One key difference between cuDF’s results and pandas that is worth highlighting is the fact that nulls will not prevent the continued execution of a function. In pandas, for instance, if the data contains nulls, and one attempts to execute len on that null, an error will result. In cuDF, the null will propagate and the execution will continue. The same is true for any functions of strings that involve nulls: If the input is null, the output will be null.
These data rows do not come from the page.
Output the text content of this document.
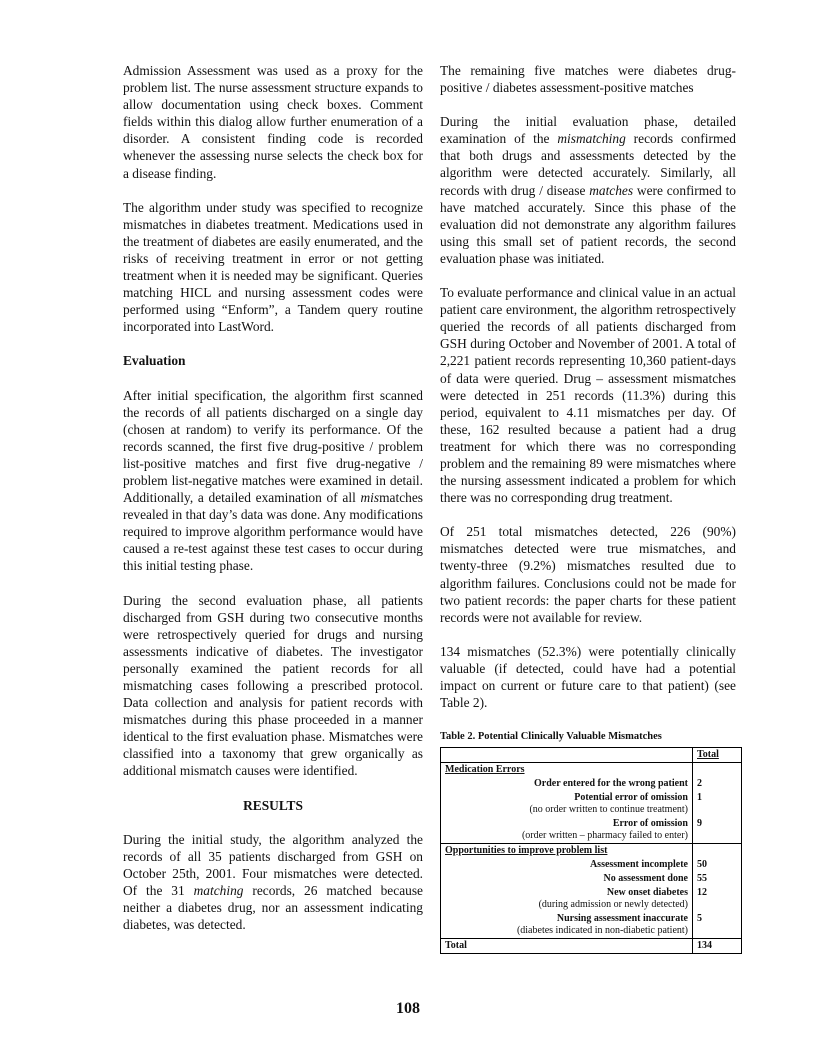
Admission Assessment was used as a proxy for the problem list. The nurse assessment structure expands to allow documentation using check boxes. Comment fields within this dialog allow further enumeration of a disorder. A consistent finding code is recorded whenever the assessing nurse selects the check box for a disease finding.

The algorithm under study was specified to recognize mismatches in diabetes treatment. Medications used in the treatment of diabetes are easily enumerated, and the risks of receiving treatment in error or not getting treatment when it is needed may be significant. Queries matching HICL and nursing assessment codes were performed using “Enform”, a Tandem query routine incorporated into LastWord.

Evaluation

After initial specification, the algorithm first scanned the records of all patients discharged on a single day (chosen at random) to verify its performance. Of the records scanned, the first five drug-positive / problem list-positive matches and first five drug-negative / problem list-negative matches were examined in detail. Additionally, a detailed examination of all mismatches revealed in that day’s data was done. Any modifications required to improve algorithm performance would have caused a re-test against these test cases to occur during this initial testing phase.

During the second evaluation phase, all patients discharged from GSH during two consecutive months were retrospectively queried for drugs and nursing assessments indicative of diabetes. The investigator personally examined the patient records for all mismatching cases following a prescribed protocol. Data collection and analysis for patient records with mismatches during this phase proceeded in a manner identical to the first evaluation phase. Mismatches were classified into a taxonomy that grew organically as additional mismatch causes were identified.

RESULTS

During the initial study, the algorithm analyzed the records of all 35 patients discharged from GSH on October 25th, 2001. Four mismatches were detected. Of the 31 matching records, 26 matched because neither a diabetes drug, nor an assessment indicating diabetes, was detected.

The remaining five matches were diabetes drug-positive / diabetes assessment-positive matches

During the initial evaluation phase, detailed examination of the mismatching records confirmed that both drugs and assessments detected by the algorithm were detected accurately. Similarly, all records with drug / disease matches were confirmed to have matched accurately. Since this phase of the evaluation did not demonstrate any algorithm failures using this small set of patient records, the second evaluation phase was initiated.

To evaluate performance and clinical value in an actual patient care environment, the algorithm retrospectively queried the records of all patients discharged from GSH during October and November of 2001. A total of 2,221 patient records representing 10,360 patient-days of data were queried. Drug – assessment mismatches were detected in 251 records (11.3%) during this period, equivalent to 4.11 mismatches per day. Of these, 162 resulted because a patient had a drug treatment for which there was no corresponding problem and the remaining 89 were mismatches where the nursing assessment indicated a problem for which there was no corresponding drug treatment.

Of 251 total mismatches detected, 226 (90%) mismatches detected were true mismatches, and twenty-three (9.2%) mismatches resulted due to algorithm failures. Conclusions could not be made for two patient records: the paper charts for these patient records were not available for review.

134 mismatches (52.3%) were potentially clinically valuable (if detected, could have had a potential impact on current or future care to that patient) (see Table 2).

Table 2. Potential Clinically Valuable Mismatches
	Total
Medication Errors	
Order entered for the wrong patient	2
Potential error of omission
(no order written to continue treatment)	1
Error of omission
(order written – pharmacy failed to enter)	9
Opportunities to improve problem list	
Assessment incomplete	50
No assessment done	55
New onset diabetes
(during admission or newly detected)	12
Nursing assessment inaccurate
(diabetes indicated in non-diabetic patient)	5
Total	134
108
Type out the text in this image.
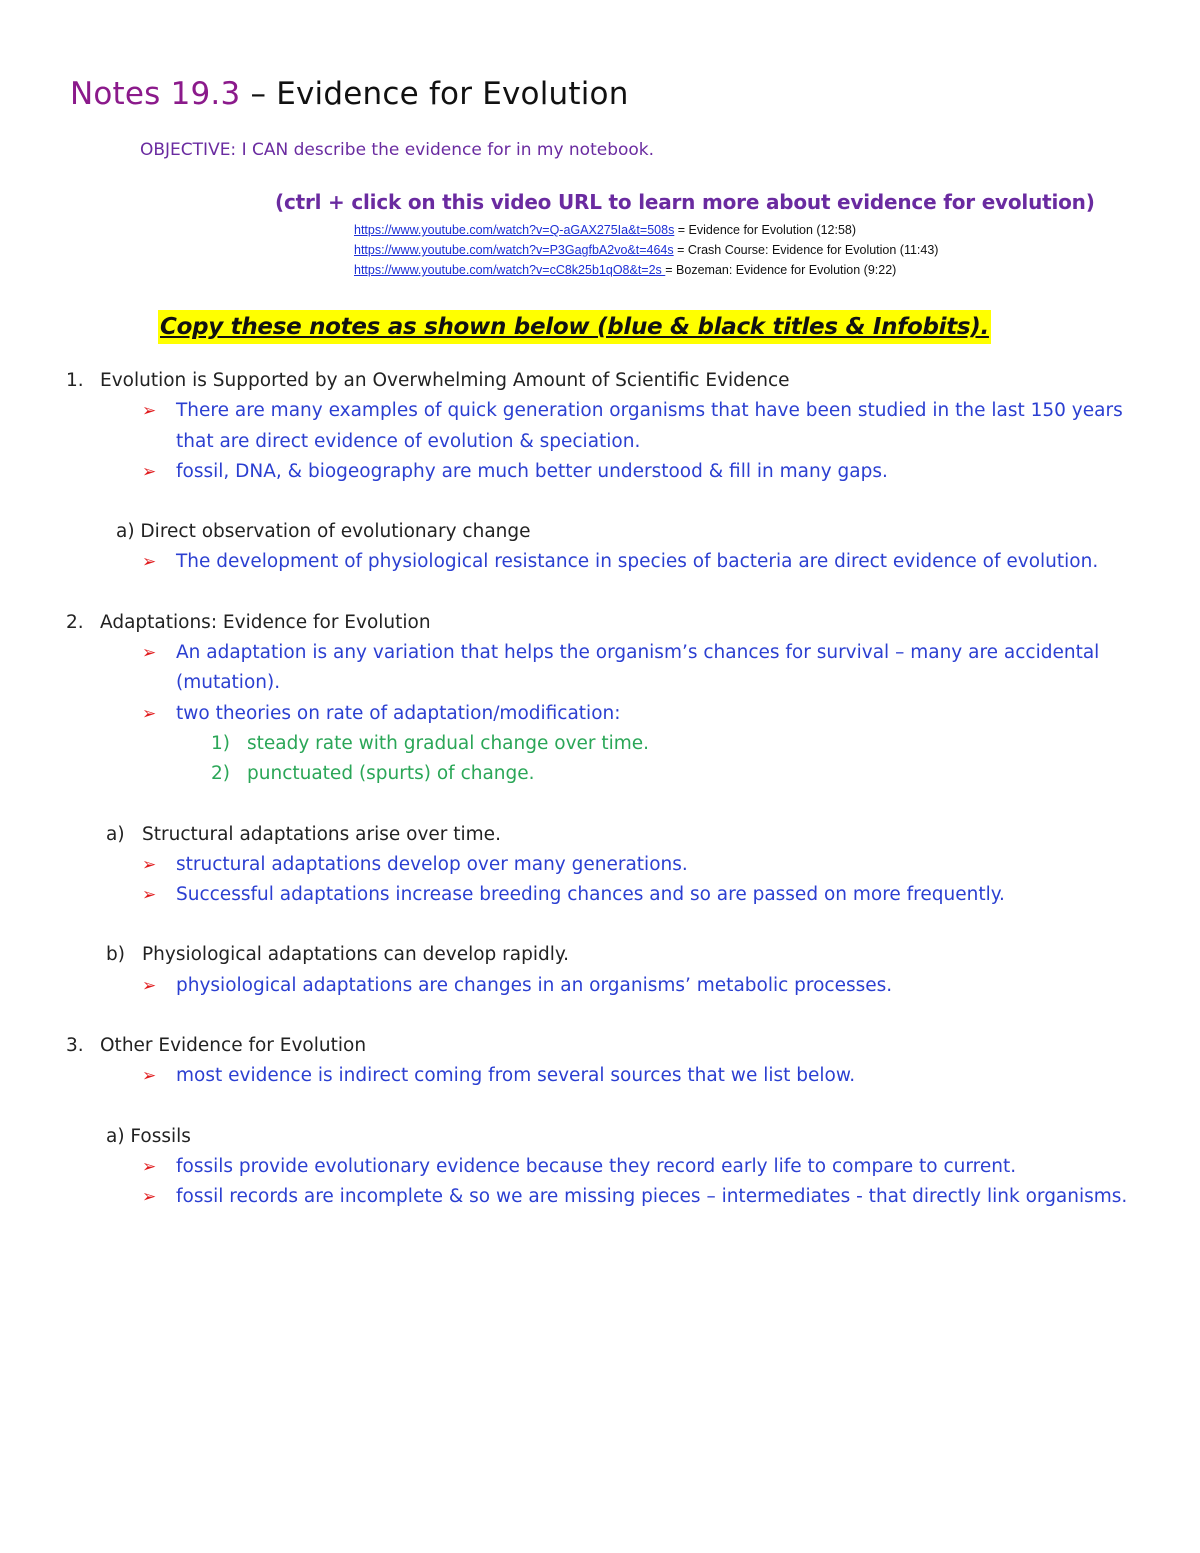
Notes 19.3 – Evidence for Evolution

OBJECTIVE: I CAN describe the evidence for in my notebook.

(ctrl + click on this video URL to learn more about evidence for evolution)

https://www.youtube.com/watch?v=Q-aGAX275Ia&t=508s = Evidence for Evolution (12:58)
https://www.youtube.com/watch?v=P3GagfbA2vo&t=464s = Crash Course: Evidence for Evolution (11:43)
https://www.youtube.com/watch?v=cC8k25b1qO8&t=2s = Bozeman: Evidence for Evolution (9:22)
Copy these notes as shown below (blue & black titles & Infobits).

1. Evolution is Supported by an Overwhelming Amount of Scientific Evidence

➢ There are many examples of quick generation organisms that have been studied in the last 150 years that are direct evidence of evolution & speciation.

➢ fossil, DNA, & biogeography are much better understood & fill in many gaps.

a) Direct observation of evolutionary change

➢ The development of physiological resistance in species of bacteria are direct evidence of evolution.

2. Adaptations: Evidence for Evolution

➢ An adaptation is any variation that helps the organism’s chances for survival – many are accidental (mutation).

➢ two theories on rate of adaptation/modification:

1) steady rate with gradual change over time.

2) punctuated (spurts) of change.

a) Structural adaptations arise over time.

➢ structural adaptations develop over many generations.

➢ Successful adaptations increase breeding chances and so are passed on more frequently.

b) Physiological adaptations can develop rapidly.

➢ physiological adaptations are changes in an organisms’ metabolic processes.

3. Other Evidence for Evolution

➢ most evidence is indirect coming from several sources that we list below.

a) Fossils

➢ fossils provide evolutionary evidence because they record early life to compare to current.

➢ fossil records are incomplete & so we are missing pieces – intermediates - that directly link organisms.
That is, for instance, NA.startswith(other) == NA, whereas this will throw an error in pandas preventing the computation of the result.

Limitations

Some things to keep in mind that were mentioned above, but bear repeating here:

  • Functions that return strings are not usable yet inside any part of the UDF
  • A separate package is required to be installed to use this feature
  • Only the standard library of methods and functions provided by python is supported, with a few exceptions

Conclusion

Support for string data inside UDFs through apply is an ongoing effort inside cuDF, and an initial set of features is now available. These features should unlock the ability to both rapidly prototype workflows when string data is present as well as make better use of existing functions and business logic that may be directly reusable by cuDF without modifying any code. The resulting data should mock the exact result that would have been obtained by sequentially applying the UDF across the rows of the input data in pandas.